The fault tolerance of RAID 5 is usually sufficient,
but if more than one drive in the array fails, you lose the entire
array. It is recommended that a spare drive be kept on hand in the
event of a drive failure, so the failed drive can be replaced quickly
before any other drives fail.
Note
Many of the RAID solutions available today support
“hot-spare” drives. A hot-spare drive is connected to the array but
doesn’t store any data. When the RAID system detects a drive failure,
the contents of the failed drive are re-created on the hot-spare drive,
and it is automatically swapped into the array in place of the failed
drive. The failed drive can then be manually removed from the array and
replaced with a working drive, which becomes the new hot spare.
RAID 5 provides excellent read performance but
expensive write performance. A write operation on a RAID 5 array
requires two writes: one to the data drive and one to the parity drive.
After the writes are complete, the controller reads the data to ensure
that the information matches (that is, that no hardware failure has
occurred). A single write operation causes four I/Os on a RAID 5 array.
For this reason, putting log files or tempdb on a RAID 5
array is not recommended. Index filegroups, which suffer worse than
data filegroups from bad write performance, are also poor candidates
for RAID 5 arrays. Data filegroups where more than 10% of the I/Os are
writes are also not good candidates for RAID 5 arrays.
Note that if write performance is not an issue in
your environment—for example, in a DSS/data warehousing environment—you
should, by all means, use RAID 5 for your data and index segments.

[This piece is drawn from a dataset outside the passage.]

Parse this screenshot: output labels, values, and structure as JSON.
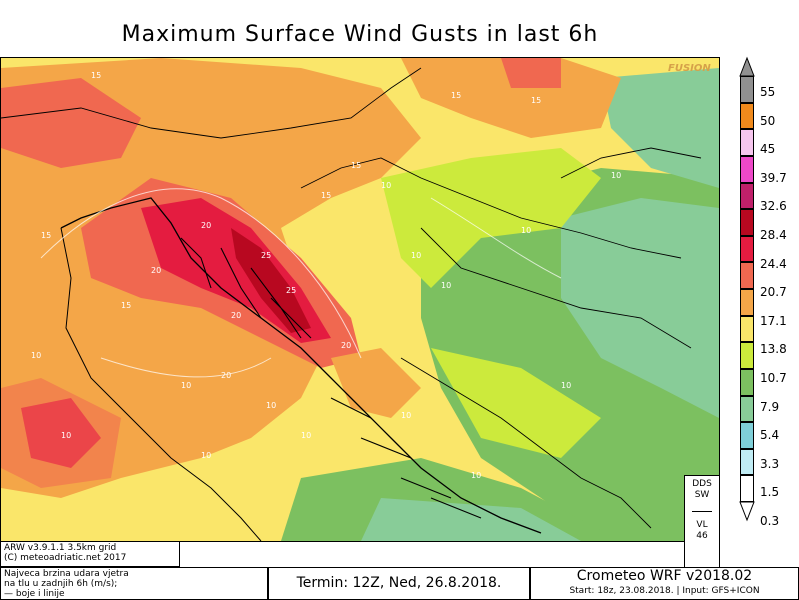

In any environment, you should avoid putting tempdb on a RAID 5 array. tempdb typically receives heavy write activity, and it performs better on a RAID 1 or RAID 0 array.
RAID 5 is a relatively economical means of providing
fault tolerance. No matter how many drives are in the array, only the
space equivalent to a single drive is used to support fault
tolerance. This method becomes more economical with more drives in the
array. You must have at least three drives in a RAID 5 array. Three
drives would require that 33% of available disk space be used for fault
tolerance, four would require 25%, five would require 20%, and so on.
Figure 3 shows a RAID 5 configuration.
Note
Although the recommendations for using the various
RAID levels presented here can help ensure that your database
performance will be optimal, reality often dictates that your optimum
disk configuration might not be available. You may be given a server
with a single RAID 5 array and told to make it work. Although RAID 5 is
not optimal for tempdb or transaction logs, the write performance can be mitigated by using a controller with a battery-backed write cache.
If possible, you should also try to stripe
database activity across multiple RAID 5 arrays rather than a single
large RAID 5 array to avoid overdriving the disks in the array.